Fanning their splendid tail feathers, they unabashedly claim to be the ultimate free-enterprise risk takers — worth every dime of the multimillion-dollar paychecks they award themselves each year. Excuse me, but the risks taken by these self-anointed “heroes of the market” are done with other people’s money, not their own. But here’s a revelation that really ruffles their feathers: They appear to have been gathering their riches not with bold competition, but with old-fashioned collusion.

An antitrust civil lawsuit filed in federal court against 11 of the biggest equity firms includes emails in which they agree not to compete. In 2006, for example. The head of Blackstone sent an email to the co-founder of KKR: “We would much rather work with you guys than against you. Together we can be unstoppable, but in opposition we can cost each other a lot of money.” The KKR honcho happily emailed back a one-word response: “Agreed.”

Collusion, of course, perverts the marketplace they pretend to worship, artificially lowering the market price they’d otherwise pay. In the 2008 takeover of the giant HCA hospital chain, for example, KKR expressly asked its market rivals “to step down on HCA” and not bid.

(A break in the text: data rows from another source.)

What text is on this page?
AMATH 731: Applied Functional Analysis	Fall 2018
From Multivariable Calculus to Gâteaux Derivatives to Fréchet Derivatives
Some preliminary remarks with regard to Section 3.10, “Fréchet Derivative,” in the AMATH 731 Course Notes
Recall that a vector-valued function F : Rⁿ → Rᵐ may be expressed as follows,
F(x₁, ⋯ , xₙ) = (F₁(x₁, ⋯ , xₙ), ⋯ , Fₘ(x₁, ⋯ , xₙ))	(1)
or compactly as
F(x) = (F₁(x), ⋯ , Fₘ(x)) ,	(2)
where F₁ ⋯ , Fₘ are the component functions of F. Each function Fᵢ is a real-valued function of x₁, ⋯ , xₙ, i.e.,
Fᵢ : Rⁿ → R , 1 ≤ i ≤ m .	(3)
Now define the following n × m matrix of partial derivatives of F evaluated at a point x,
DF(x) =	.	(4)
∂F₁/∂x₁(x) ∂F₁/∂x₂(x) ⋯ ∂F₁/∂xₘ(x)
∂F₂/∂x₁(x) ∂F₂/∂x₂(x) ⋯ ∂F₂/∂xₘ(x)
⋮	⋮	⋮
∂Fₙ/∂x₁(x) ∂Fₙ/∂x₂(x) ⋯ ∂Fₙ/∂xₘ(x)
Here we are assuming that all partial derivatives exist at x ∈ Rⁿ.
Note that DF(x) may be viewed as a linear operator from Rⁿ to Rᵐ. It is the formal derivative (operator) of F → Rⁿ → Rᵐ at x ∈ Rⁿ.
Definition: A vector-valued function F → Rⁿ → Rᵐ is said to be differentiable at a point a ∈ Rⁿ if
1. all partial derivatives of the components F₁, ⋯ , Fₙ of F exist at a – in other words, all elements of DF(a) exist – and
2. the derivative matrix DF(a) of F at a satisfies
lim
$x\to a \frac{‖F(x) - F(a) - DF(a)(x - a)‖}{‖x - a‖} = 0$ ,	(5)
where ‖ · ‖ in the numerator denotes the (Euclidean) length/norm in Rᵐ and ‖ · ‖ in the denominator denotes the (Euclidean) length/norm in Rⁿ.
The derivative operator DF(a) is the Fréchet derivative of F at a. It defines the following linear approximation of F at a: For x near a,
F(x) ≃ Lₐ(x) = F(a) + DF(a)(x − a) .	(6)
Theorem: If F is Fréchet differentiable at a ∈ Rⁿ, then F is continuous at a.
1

Agreeing to this blatantly illegal collusion, one rival wrote in an email: “All we can do is do unto others as we want them to do unto us.”

Of course, by cozying up with each other, they’re really doing it unto you and me. The equity outfits even have an insider term for their mutual back scratching: “Club deals,” they call them. Forget about the vaunted free market — when the big boys want to profiteer, they keep it inside the billionaires club.